Gender Differences in Comorbidities

Gender also played a significant role in the prevalence of comorbid conditions. Men with HS were more likely than women to experience conditions such as myocardial infarction (OR, 2.45; P < 0.05), congestive heart failure (OR, 2.21; P < 0.05), peripheral vascular disease (OR, 2.17; P < 0.05), mild liver disease (OR, 2.87; P < 0.05), and renal disease (OR, 3.05; P < 0.05). However, men were less likely to suffer from rheumatic disease (OR, 0.39; P < 0.05). These findings indicate that men with HS may face a unique set of health challenges compared to women, necessitating gender-specific management strategies.

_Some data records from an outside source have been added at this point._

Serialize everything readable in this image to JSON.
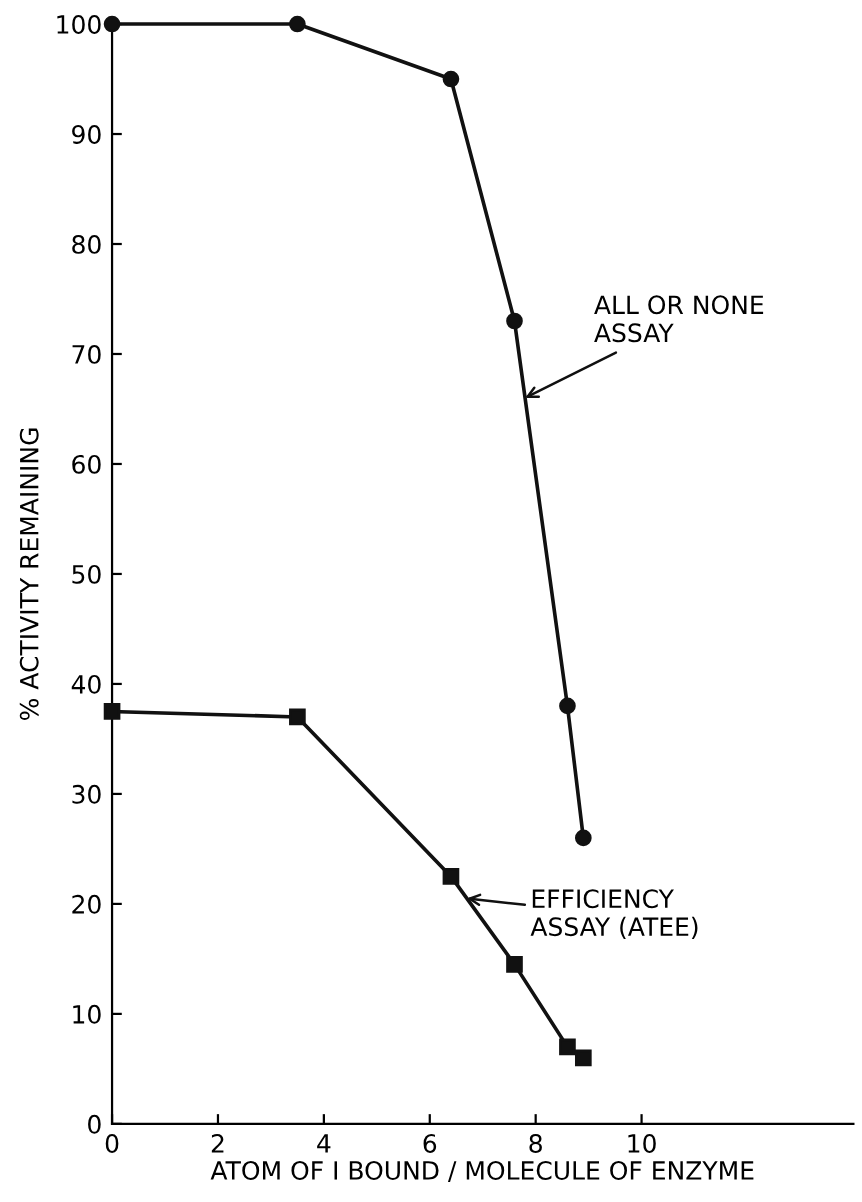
{
  "chart_data": {
    "type": "line",
    "xlabel": "ATOM OF I BOUND / MOLECULE OF ENZYME",
    "ylabel": "% ACTIVITY REMAINING",
    "series": [
      {
        "color": "#111111",
        "marker": "circle",
        "x": [
          0,
          3.5,
          6.4,
          7.6,
          8.6,
          8.9
        ],
        "values": [
          100,
          100,
          95,
          73,
          38,
          26
        ]
      },
      {
        "color": "#111111",
        "marker": "square",
        "x": [
          0,
          3.5,
          6.4,
          7.6,
          8.6,
          8.9
        ],
        "values": [
          37.5,
          37,
          22.5,
          14.5,
          7,
          6
        ]
      }
    ],
    "xlim": [
      0,
      14
    ],
    "xticks": [
      0,
      2,
      4,
      6,
      8,
      10
    ],
    "ylim": [
      0,
      100
    ],
    "yticks": [
      0,
      10,
      20,
      30,
      40,
      50,
      60,
      70,
      80,
      90,
      100
    ],
    "grid": false,
    "legend": false,
    "annotations": [
      {
        "text": "ALL OR NONE\nASSAY",
        "x": 7.8,
        "y": 66
      },
      {
        "text": "EFFICIENCY\nASSAY (ATEE)",
        "x": 6.7,
        "y": 20.5
      }
    ]
  }
}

Study Limitations and Future Directions

While the study provides valuable insights into the clinical characteristics of HS, it does have limitations. The researchers note that changes in diagnostic practices over time and unaccounted-for confounding factors could influence the findings. Additionally, the study’s results may not be fully generalizable to other populations, as it was conducted at a single medical center.

The authors concluded that the findings underscore the need for future studies to account for demographic factors such as race, ethnicity, and sex when investigating HS. Tailored clinical study designs could help uncover further nuances in the pathophysiology and management of HS across diverse patient populations.

In summary, the study highlights how race, ethnicity, and sex can influence the presentation and comorbidities associated with hidradenitis suppurativa, suggesting that a more personalized approach to treatment and management may be beneficial for patients with this challenging condition.